Research Says Businesses Create Value by Embracing iPad
The Apple iPad has garnered a global reputation for being among the most innovative consumer technology products since its 2010 launch. According to a new study from Simon Fraser University’s Beedie School of Business, however, that reputation is equally deserved in business – especially as firms leverage the popular tablet and others like it to improve operations and boost sales or customer service.
The recent study, entitled “Deciding When to Use Tablets for Business Applications”, published in the most recent issue of MIS Quarterly Executive (and only available to subscribers), is authored by professors Leyland Pitt from SFU and Pierre Berthon of Bentley University, with Beedie School of Business graduate student Karen Robson.
Their research argues that like many disruptive technologies, tablet computers such as the iPad are already changing the face of corporate computing, and will likely have an even greater impact in the future. Pitt and colleagues provide a set of frameworks that can be used to identify when and where a tablet computer device can add value to an organization – in areas ranging from health care delivery to hospitality to automobile marketing.
“By being on a constant lookout for good examples of applications in a wide variety of settings, and asking questions such as ‘How would that work in our business?’, organizations can identify how applications on table devices can shorten, short-circuit and shape business processes, and thus create business value.”
Recommendations for Using Tablets in Business
The researchers provide five actions that Information Systems organizations can take to ensure that the deployment of tablets provides business benefits:
- Regularly scan relevant media for effective, creative use of tablets in a range of business settings.

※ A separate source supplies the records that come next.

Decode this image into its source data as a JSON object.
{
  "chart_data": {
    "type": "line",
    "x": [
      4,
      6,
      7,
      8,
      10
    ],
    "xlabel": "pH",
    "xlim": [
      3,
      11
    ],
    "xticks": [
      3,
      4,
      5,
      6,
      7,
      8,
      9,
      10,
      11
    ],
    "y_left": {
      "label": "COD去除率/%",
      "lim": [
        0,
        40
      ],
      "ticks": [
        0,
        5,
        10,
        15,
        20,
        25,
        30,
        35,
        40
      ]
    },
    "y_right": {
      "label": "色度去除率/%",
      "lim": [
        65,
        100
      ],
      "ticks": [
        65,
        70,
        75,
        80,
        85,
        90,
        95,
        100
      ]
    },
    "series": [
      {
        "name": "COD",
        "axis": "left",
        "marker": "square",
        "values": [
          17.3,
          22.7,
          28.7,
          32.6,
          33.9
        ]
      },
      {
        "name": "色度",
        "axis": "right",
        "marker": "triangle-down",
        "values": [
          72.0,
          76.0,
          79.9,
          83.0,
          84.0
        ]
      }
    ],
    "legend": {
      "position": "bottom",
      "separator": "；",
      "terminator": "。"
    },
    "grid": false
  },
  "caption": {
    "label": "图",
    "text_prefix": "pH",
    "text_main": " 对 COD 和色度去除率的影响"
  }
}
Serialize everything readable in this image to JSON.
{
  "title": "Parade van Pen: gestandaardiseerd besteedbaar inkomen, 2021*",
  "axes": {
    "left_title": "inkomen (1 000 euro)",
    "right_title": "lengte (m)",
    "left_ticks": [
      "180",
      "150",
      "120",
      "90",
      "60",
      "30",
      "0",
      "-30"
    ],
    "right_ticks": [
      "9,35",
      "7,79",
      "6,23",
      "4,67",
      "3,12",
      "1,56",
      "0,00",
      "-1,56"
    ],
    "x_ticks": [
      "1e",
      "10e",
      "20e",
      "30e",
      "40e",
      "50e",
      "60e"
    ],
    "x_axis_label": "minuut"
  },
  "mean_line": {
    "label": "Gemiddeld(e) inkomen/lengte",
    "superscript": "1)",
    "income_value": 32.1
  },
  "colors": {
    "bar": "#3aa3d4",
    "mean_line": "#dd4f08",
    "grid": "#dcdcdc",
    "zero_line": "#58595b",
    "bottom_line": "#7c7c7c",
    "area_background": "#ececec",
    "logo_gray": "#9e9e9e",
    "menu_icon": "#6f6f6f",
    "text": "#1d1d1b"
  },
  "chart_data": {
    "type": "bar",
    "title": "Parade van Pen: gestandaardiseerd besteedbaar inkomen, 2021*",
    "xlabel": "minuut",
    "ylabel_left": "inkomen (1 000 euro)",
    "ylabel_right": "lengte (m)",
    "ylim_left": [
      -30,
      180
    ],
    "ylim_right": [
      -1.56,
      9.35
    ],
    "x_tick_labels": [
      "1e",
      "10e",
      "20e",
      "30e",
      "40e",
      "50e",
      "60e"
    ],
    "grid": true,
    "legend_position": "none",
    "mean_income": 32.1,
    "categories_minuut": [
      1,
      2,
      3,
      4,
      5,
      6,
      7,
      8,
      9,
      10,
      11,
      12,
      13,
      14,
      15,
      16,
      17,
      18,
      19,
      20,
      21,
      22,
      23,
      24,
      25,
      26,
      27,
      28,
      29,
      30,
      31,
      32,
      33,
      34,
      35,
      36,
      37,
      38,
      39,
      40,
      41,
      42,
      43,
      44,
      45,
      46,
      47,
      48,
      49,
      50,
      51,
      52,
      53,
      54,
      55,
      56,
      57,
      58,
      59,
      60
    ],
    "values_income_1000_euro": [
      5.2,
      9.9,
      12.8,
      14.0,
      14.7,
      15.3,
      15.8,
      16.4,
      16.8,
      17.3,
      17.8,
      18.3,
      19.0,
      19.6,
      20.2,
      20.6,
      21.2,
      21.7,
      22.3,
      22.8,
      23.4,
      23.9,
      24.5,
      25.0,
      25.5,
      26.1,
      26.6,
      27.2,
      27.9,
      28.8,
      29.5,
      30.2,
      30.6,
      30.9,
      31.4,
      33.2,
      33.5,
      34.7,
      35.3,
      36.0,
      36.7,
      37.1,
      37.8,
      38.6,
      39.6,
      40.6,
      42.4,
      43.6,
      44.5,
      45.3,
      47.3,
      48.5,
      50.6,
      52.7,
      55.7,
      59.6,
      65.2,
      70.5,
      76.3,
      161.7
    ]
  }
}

- Consider the Inscriptive (input) Informative (output) functions of information systems, and the interaction between them, to envision how tablets might enable these activities to be performed more effectively.
- Explore opportunities of moving applications that are purely Isolative into the Contextive and Contextual space to provide customers with superior service and improve the productivity of employees.
- Compare the 3 C-Abilities (Configure-ability, Consume-ability and Context-ability) of tablets versus other mobile devices, recognizing that even small changes in the technological capabilities of these devices may require changes in how organizations think about using these devices.
- Envision the needs of customers and employees using relevant strategic or business process models.